I used the following command on neo4j desktop, my csv file has approximately 220000 records and the process take really long and never finish
:auto USING PERIODIC COMMIT
LOAD CSV WITH HEADERS from "file:///file_name.csv" AS line
WITH line.vin AS carid, line.start_time AS st, line.end_time AS et, line.event as event, line.sub_id as sid
Merge (c:Car {carID: carid})
Merge (e:Event {eventType: event, start_time:st, end_time:et, probe_id:sid})
Create (c)-[:takePlace]->(e)
CREATE INDEX index_car_id IF NOT EXISTS FOR (n:Car) ON (n.carID)
CREATE INDEX index_event_id IF NOT EXISTS FOR (n:Event) ON (n.probe_id)
Then, you load Car nodes:
:auto USING PERIODIC COMMIT
LOAD CSV WITH HEADERS FROM "file:///file_name.csv" AS line
WITH DISTINCT line.vin AS carid
MERGE (c:Car {carID: carid})
Then, you load Event nodes:
:auto USING PERIODIC COMMIT
LOAD CSV WITH HEADERS FROM "file:///file_name.csv" AS line
WITH line.start_time AS st, line.end_time AS et, line.event as event, line.sub_id as sid
MERGE (e:Event {eventType: event, start_time: st, end_time: et, probe_id: sid})
Then, you load relations:
:auto USING PERIODIC COMMIT
LOAD CSV WITH HEADERS FROM "file:///file_name.csv" AS line
WITH line.vin AS carid, line.sub_id as sid
MATCH (c:Car {carID: carid})
MATCH (e:Event {probe_id: sid})
CREATE (c)-[:takePlace]->(e)
Hi Cobra, Thanks for your advice. The first step is fast and now I'm running the second one (loading event) and it runs for hours. I think it would be the same error for the second step if there is no exception
Did you create the UNIQUE CONSTRAINT for Event nodes?

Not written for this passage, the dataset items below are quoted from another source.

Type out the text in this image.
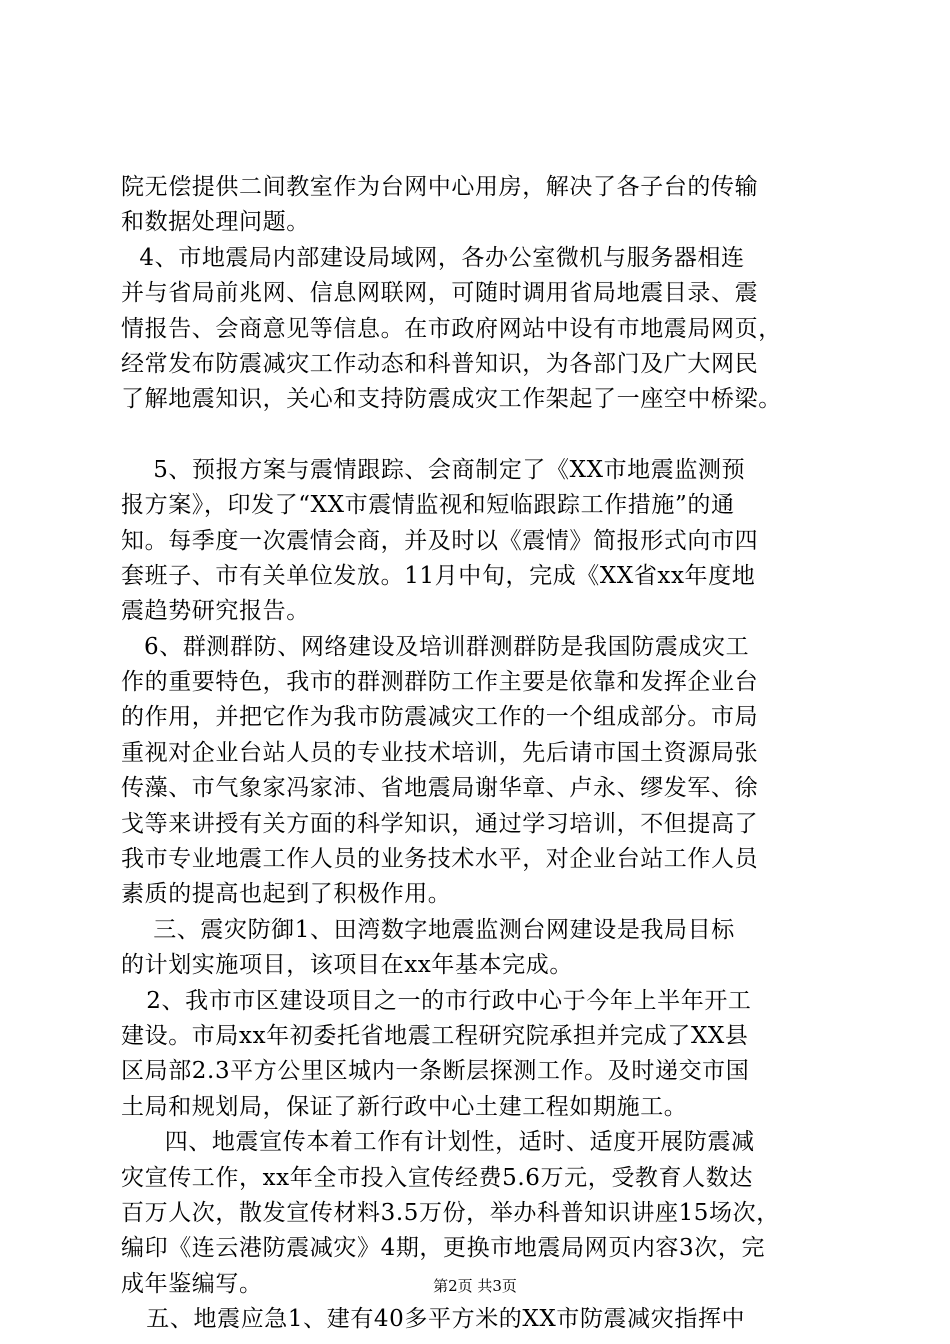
院无偿提供二间教室作为台网中心用房，解决了各子台的传输
和数据处理问题。
4、市地震局内部建设局域网，各办公室微机与服务器相连
并与省局前兆网、信息网联网，可随时调用省局地震目录、震
情报告、会商意见等信息。在市政府网站中设有市地震局网页，
经常发布防震减灾工作动态和科普知识，为各部门及广大网民
了解地震知识，关心和支持防震成灾工作架起了一座空中桥梁。
5、预报方案与震情跟踪、会商制定了《XX市地震监测预
报方案》，印发了“XX市震情监视和短临跟踪工作措施”的通
知。每季度一次震情会商，并及时以《震情》简报形式向市四
套班子、市有关单位发放。11月中旬，完成《XX省xx年度地
震趋势研究报告。
6、群测群防、网络建设及培训群测群防是我国防震成灾工
作的重要特色，我市的群测群防工作主要是依靠和发挥企业台
的作用，并把它作为我市防震减灾工作的一个组成部分。市局
重视对企业台站人员的专业技术培训，先后请市国土资源局张
传藻、市气象家冯家沛、省地震局谢华章、卢永、缪发军、徐
戈等来讲授有关方面的科学知识，通过学习培训，不但提高了
我市专业地震工作人员的业务技术水平，对企业台站工作人员
素质的提高也起到了积极作用。
三、震灾防御1、田湾数字地震监测台网建设是我局目标
的计划实施项目，该项目在xx年基本完成。
2、我市市区建设项目之一的市行政中心于今年上半年开工
建设。市局xx年初委托省地震工程研究院承担并完成了XX县
区局部2.3平方公里区城内一条断层探测工作。及时递交市国
土局和规划局，保证了新行政中心土建工程如期施工。
四、地震宣传本着工作有计划性，适时、适度开展防震减
灾宣传工作，xx年全市投入宣传经费5.6万元，受教育人数达
百万人次，散发宣传材料3.5万份，举办科普知识讲座15场次，
编印《连云港防震减灾》4期，更换市地震局网页内容3次，完
成年鉴编写。
五、地震应急1、建有40多平方米的XX市防震减灾指挥中
第2页 共3页
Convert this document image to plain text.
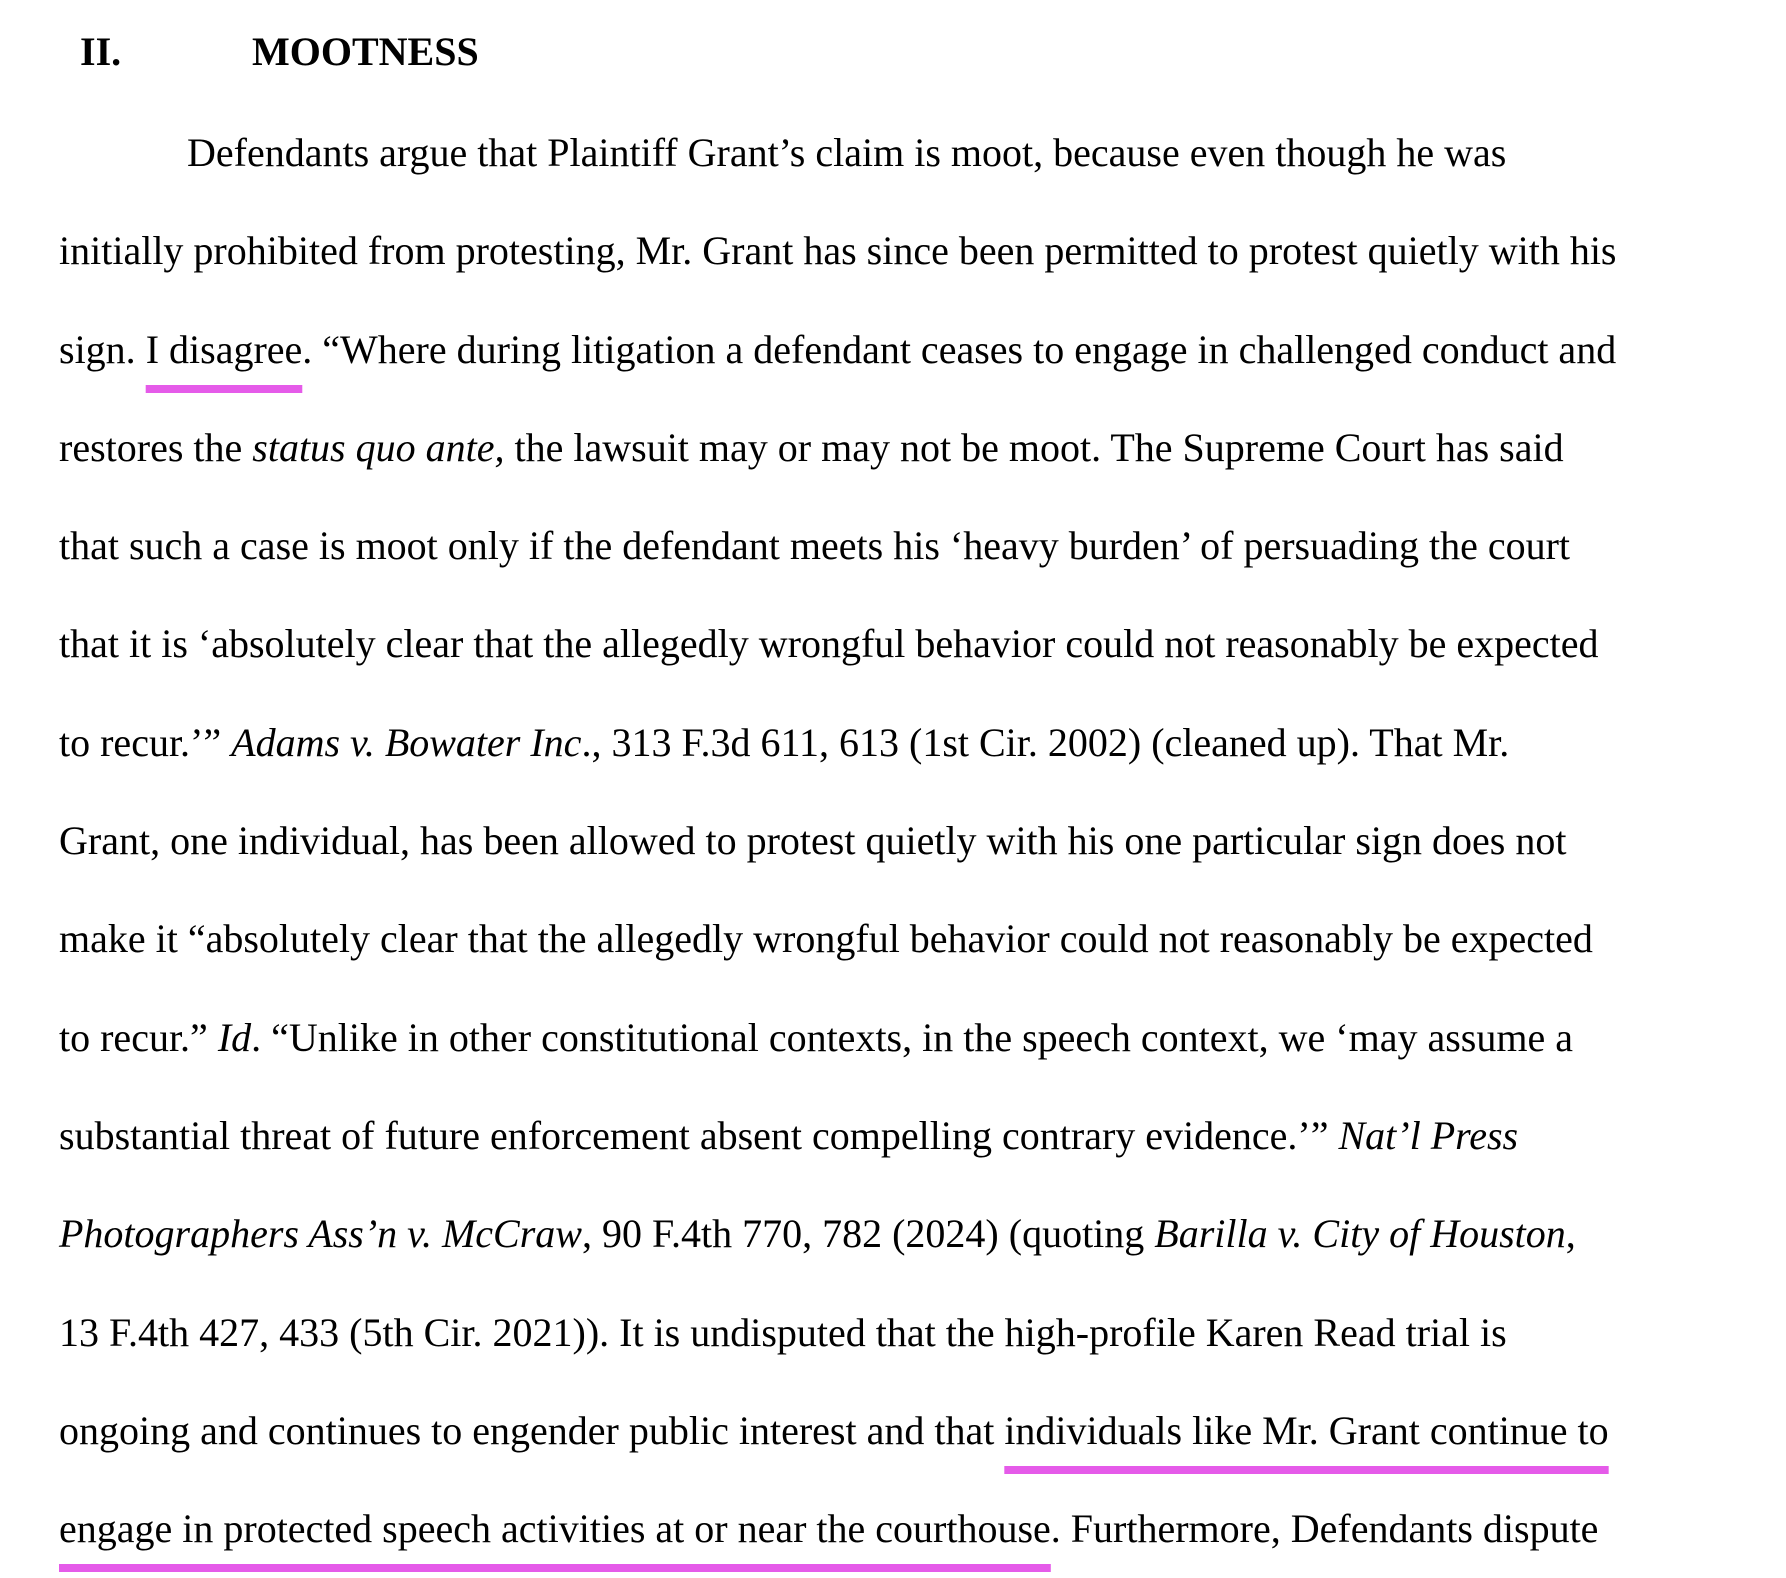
II.	MOOTNESS
Defendants argue that Plaintiff Grant’s claim is moot, because even though he was
initially prohibited from protesting, Mr. Grant has since been permitted to protest quietly with his
sign. I disagree. “Where during litigation a defendant ceases to engage in challenged conduct and
restores the status quo ante, the lawsuit may or may not be moot. The Supreme Court has said
that such a case is moot only if the defendant meets his ‘heavy burden’ of persuading the court
that it is ‘absolutely clear that the allegedly wrongful behavior could not reasonably be expected
to recur.’” Adams v. Bowater Inc., 313 F.3d 611, 613 (1st Cir. 2002) (cleaned up). That Mr.
Grant, one individual, has been allowed to protest quietly with his one particular sign does not
make it “absolutely clear that the allegedly wrongful behavior could not reasonably be expected
to recur.” Id. “Unlike in other constitutional contexts, in the speech context, we ‘may assume a
substantial threat of future enforcement absent compelling contrary evidence.’” Nat’l Press
Photographers Ass’n v. McCraw, 90 F.4th 770, 782 (2024) (quoting Barilla v. City of Houston,
13 F.4th 427, 433 (5th Cir. 2021)). It is undisputed that the high-profile Karen Read trial is
ongoing and continues to engender public interest and that individuals like Mr. Grant continue to
engage in protected speech activities at or near the courthouse. Furthermore, Defendants dispute
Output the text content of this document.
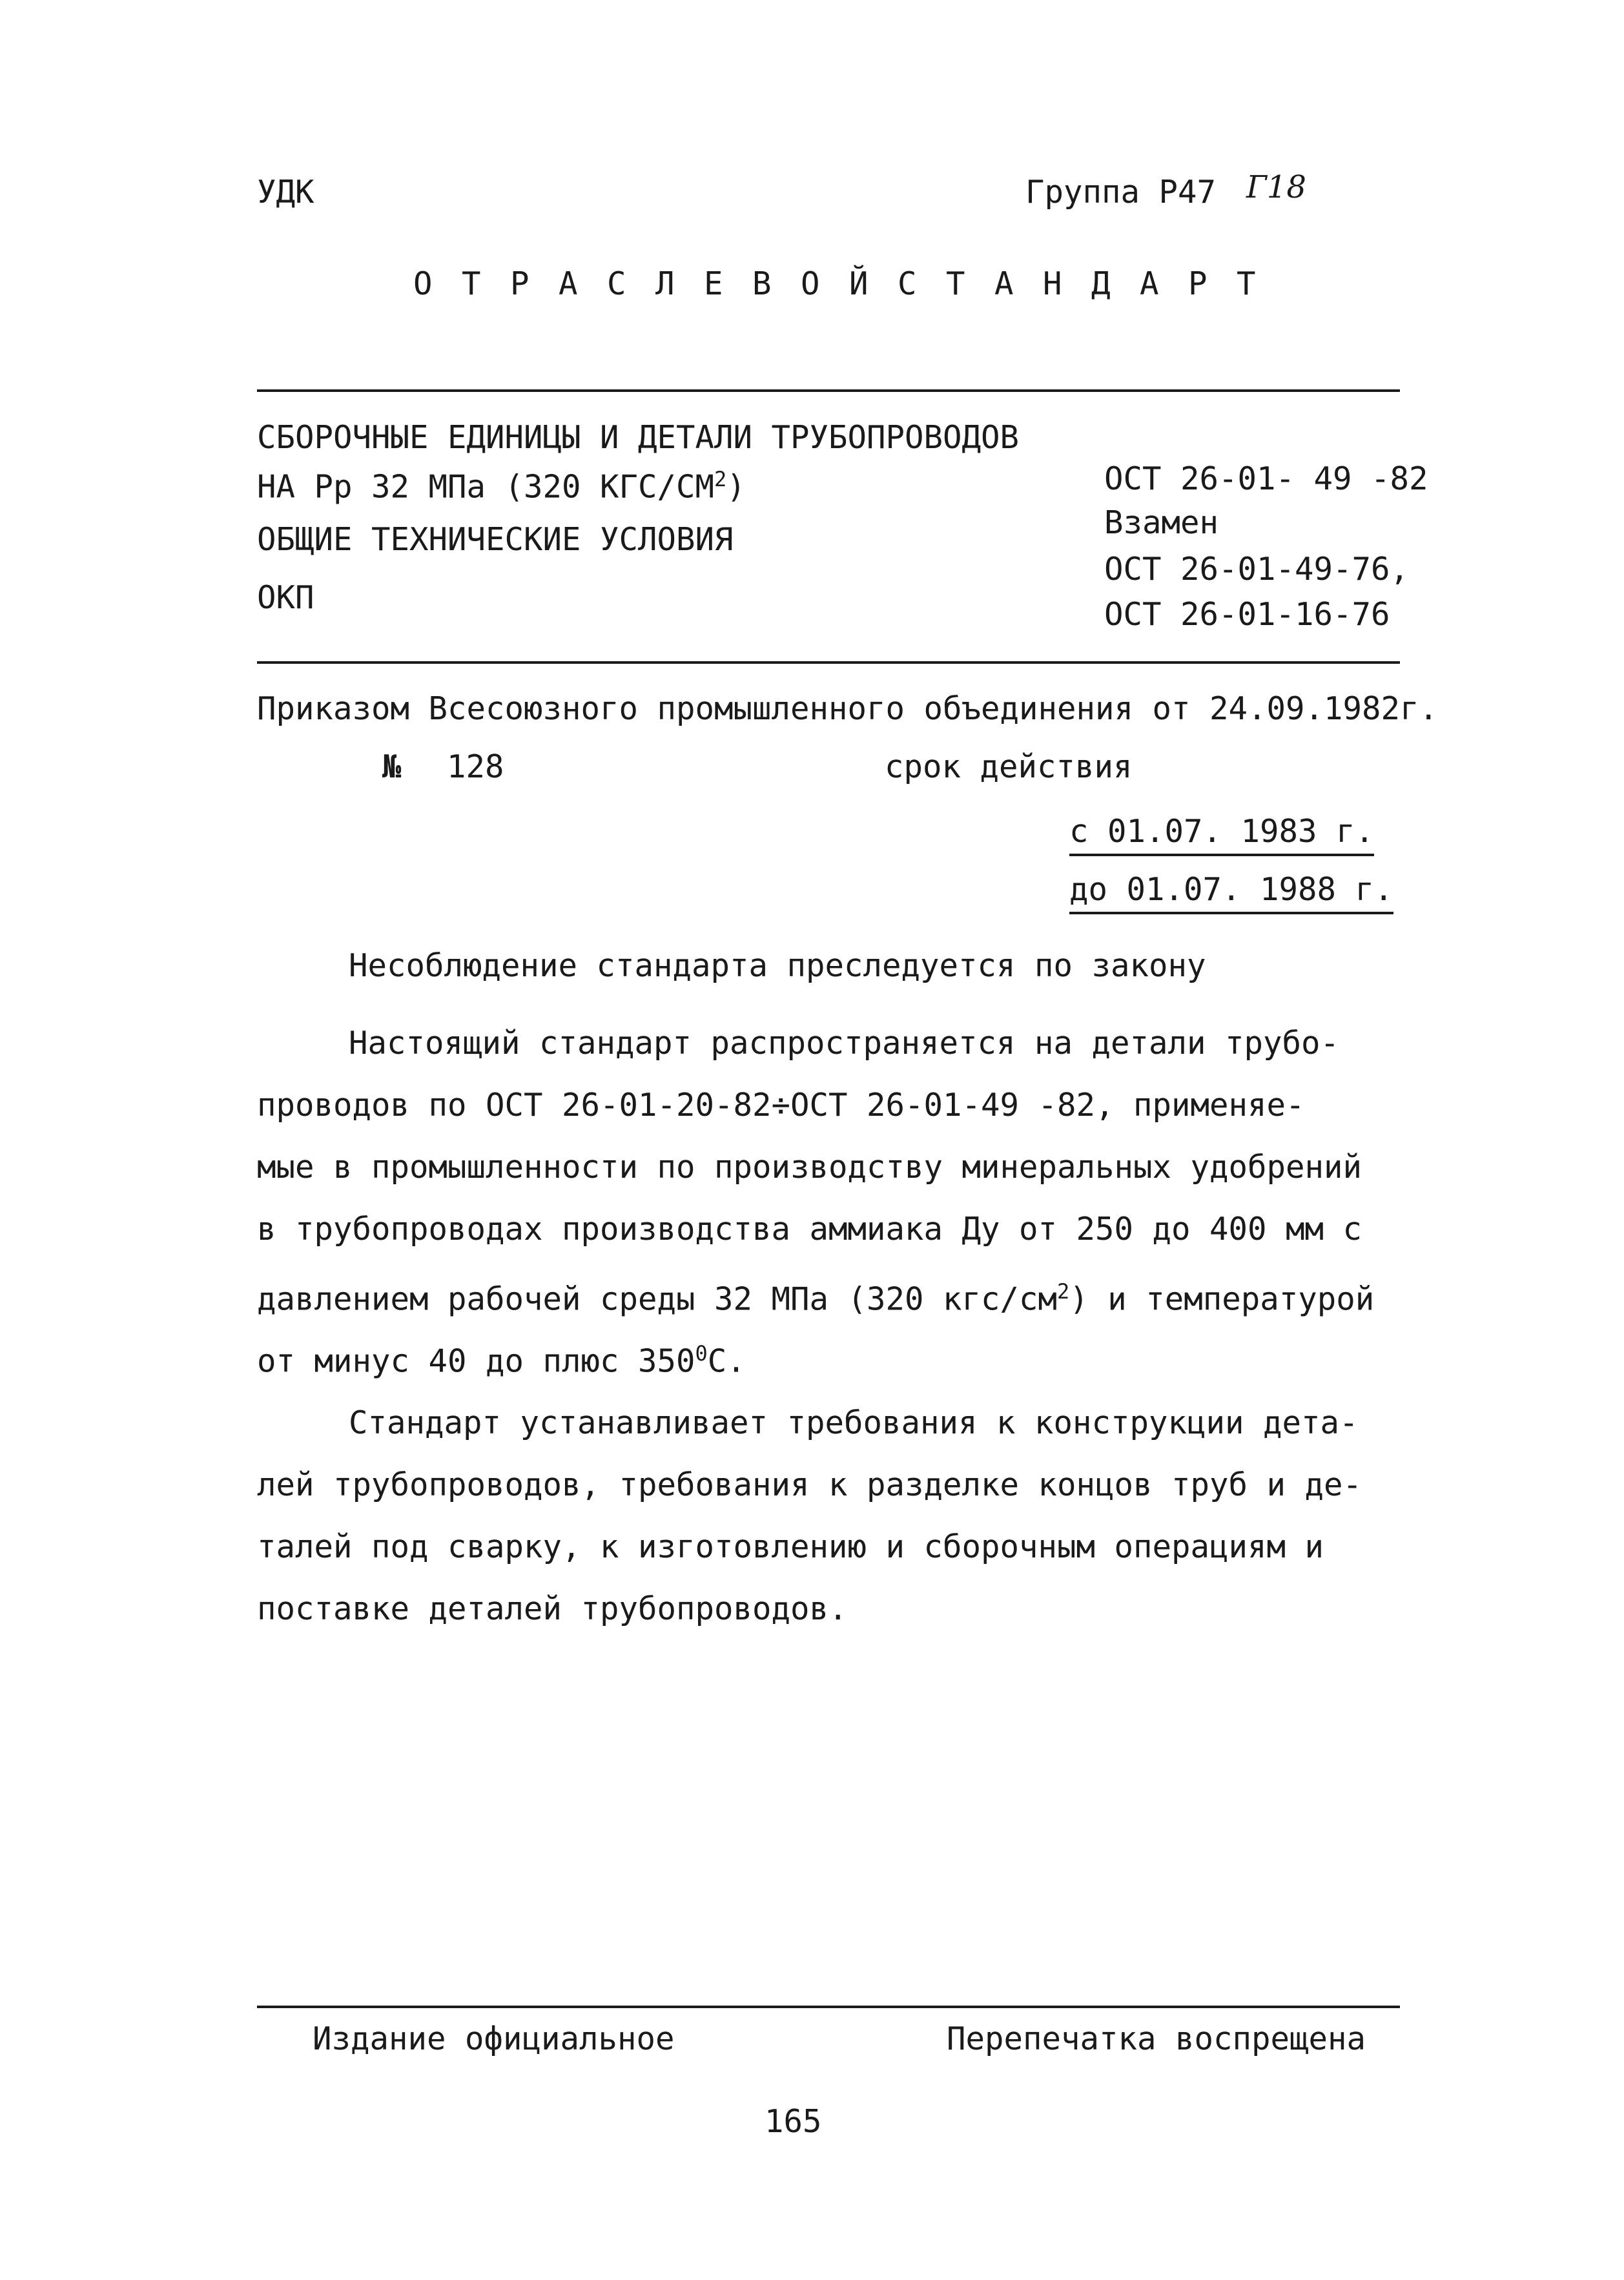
УДК	Группа Р47 Г18
О Т Р А С Л Е В О Й С Т А Н Д А Р Т
СБОРОЧНЫЕ ЕДИНИЦЫ И ДЕТАЛИ ТРУБОПРОВОДОВ
НА Рр 32 МПа (320 КГС/$СМ^2$)
ОБЩИЕ ТЕХНИЧЕСКИЕ УСЛОВИЯ
ОКП
ОСТ 26-01- 49 -82
Взамен
ОСТ 26-01-49-76,
ОСТ 26-01-16-76
Приказом Всесоюзного промышленного объединения от 24.09.1982г.
№ 128	срок действия
с 01.07. 1983 г.
до 01.07. 1988 г.
Несоблюдение стандарта преследуется по закону
Настоящий стандарт распространяется на детали трубо-
проводов по ОСТ 26-01-20-82÷ОСТ 26-01-49 -82, применяе-
мые в промышленности по производству минеральных удобрений
в трубопроводах производства аммиака Ду от 250 до 400 мм с
давлением рабочей среды 32 МПа (320 кгс/$см^2$) и температурой
от минус 40 до плюс $350^0С$.
Стандарт устанавливает требования к конструкции дета-
лей трубопроводов, требования к разделке концов труб и де-
талей под сварку, к изготовлению и сборочным операциям и
поставке деталей трубопроводов.
Издание официальное	Перепечатка воспрещена
165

What is the RAM allocated to Neo4j?
Try this:
:auto USING PERIODIC COMMIT
LOAD CSV WITH HEADERS FROM "file:///file_name.csv" AS line
WITH line.start_time AS st, line.end_time AS et, line.event as event, line.sub_id as sid
MERGE (e:Event {probe_id: sid})
ON CREATE SET eventType = event, start_time = st, end_time = et,
Not really, the event node is hard to find an unique constrain in my case, but the car do have.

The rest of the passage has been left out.